Benefícios Dos Grãos e Leguminosas
Muitos. Simplesmente… muitos. Aqui está um estudo: comer apenas uma porção diária, em torno de ¾ de xícara, pode reduzir o colesterol LDL em até 5 por cento, incluindo cerca de 10 a 15 gramas de fibra, que é perto de toda a sua ingestão diária recomendada. Ajuda a estabilizar os açúcares do sangue, proporcionando um fornecimento constante de energia. São um curinga em todos os tipos de dietas, mas são negligenciados frequentemente por alguma razão. Você não precisa prepará-los. Basta comprá-los enlatados baixo em Sódio, enxaguar para tirar o máximo de sal, e voilà, você consegue a maioria de macro e micronutrientes de feijão fresco sem ter que realmente cozinhar. Além disso, confira Lentilhas Secas, que não são apenas mais rápidas de cozinhar (20 a 30 minutos), também não têm enxofre, então não se preocupe com os gases.

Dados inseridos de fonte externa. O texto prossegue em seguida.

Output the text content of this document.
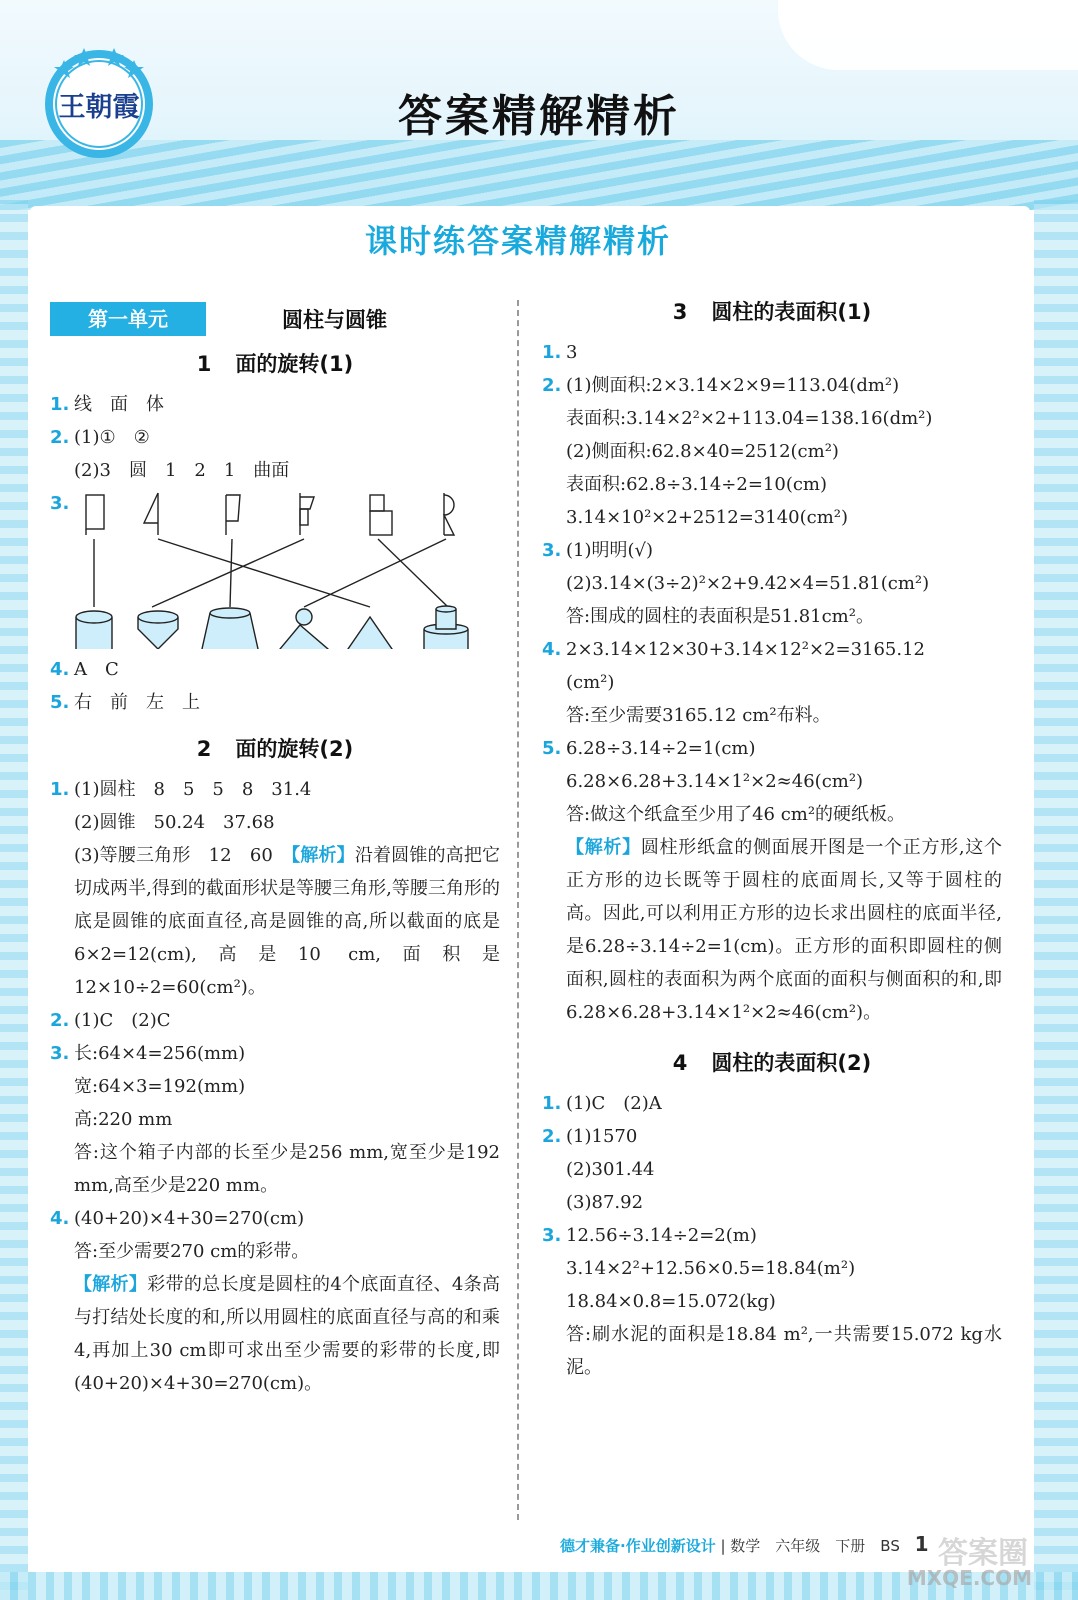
王朝霞	答案精解精析
课时练答案精解精析
第一单元	圆柱与圆锥
1 面的旋转(1)
1. 线　面　体
2. (1)①　②
(2)3　圆　1　2　1　曲面
3.
4. A　C
5. 右　前　左　上
2 面的旋转(2)
1. (1)圆柱　8　5　5　8　31.4
(2)圆锥　50.24　37.68
(3)等腰三角形　12　60　【解析】沿着圆锥的高把它切成两半,得到的截面形状是等腰三角形,等腰三角形的底是圆锥的底面直径,高是圆锥的高,所以截面的底是6×2=12(cm),高是10 cm,面积是12×10÷2=60(cm²)。
2. (1)C　(2)C
3. 长:64×4=256(mm)
宽:64×3=192(mm)
高:220 mm
答:这个箱子内部的长至少是256 mm,宽至少是192 mm,高至少是220 mm。
4. (40+20)×4+30=270(cm)
答:至少需要270 cm的彩带。
【解析】彩带的总长度是圆柱的4个底面直径、4条高与打结处长度的和,所以用圆柱的底面直径与高的和乘4,再加上30 cm即可求出至少需要的彩带的长度,即(40+20)×4+30=270(cm)。
3 圆柱的表面积(1)
1. 3
2. (1)侧面积:2×3.14×2×9=113.04(dm²)
表面积:3.14×2²×2+113.04=138.16(dm²)
(2)侧面积:62.8×40=2512(cm²)
表面积:62.8÷3.14÷2=10(cm)
3.14×10²×2+2512=3140(cm²)
3. (1)明明(√)
(2)3.14×(3÷2)²×2+9.42×4=51.81(cm²)
答:围成的圆柱的表面积是51.81cm²。
4. 2×3.14×12×30+3.14×12²×2=3165.12
(cm²)
答:至少需要3165.12 cm²布料。
5. 6.28÷3.14÷2=1(cm)
6.28×6.28+3.14×1²×2≈46(cm²)
答:做这个纸盒至少用了46 cm²的硬纸板。
【解析】圆柱形纸盒的侧面展开图是一个正方形,这个正方形的边长既等于圆柱的底面周长,又等于圆柱的高。因此,可以利用正方形的边长求出圆柱的底面半径,是6.28÷3.14÷2=1(cm)。正方形的面积即圆柱的侧面积,圆柱的表面积为两个底面的面积与侧面积的和,即6.28×6.28+3.14×1²×2≈46(cm²)。
4 圆柱的表面积(2)
1. (1)C　(2)A
2. (1)1570
(2)301.44
(3)87.92
3. 12.56÷3.14÷2=2(m)
3.14×2²+12.56×0.5=18.84(m²)
18.84×0.8=15.072(kg)
答:刷水泥的面积是18.84 m²,一共需要15.072 kg水泥。
德才兼备·作业创新设计 | 数学　六年级　下册　BS 1 答案圈
MXQE.COM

Benefícios De Grãos Integrais
Controvérsia, controvérsia em todos os lugares. Muitos estudos argumentam tanto contra como a favor de comer grãos, mas a maior parte do problema vem de comer grãos refinados, que são encontrados em comida rápida. Grãos integrais, ao contrário de grãos refinados, têm todos os componentes originais do grão e são uma história completamente diferente. São exatamente o oposto de seu primo vilão, o grão refinado, e vêm com muitos benefícios legítimos para a saúde. Têm muitas fibras, tanto solúveis quanto insolúveis, o que ajuda a digestão e saúde geral. Meia xícara de arroz integral cru, por exemplo, te fornece 5.5 gramas de fibra, um quinto do que você precisa para o dia inteiro. Podem ajudar a reduzir o colesterol e os triglicérides, o que ajuda a saúde cardiovascular. Estudos provaram que quem come duas a três porções de produtos de grão integral por dia tem menos risco de ataques cardíacos. Graças a seu elevado conteúdo de fibra e volume, são excelentes no controle do peso sem adicionar muitas calorias.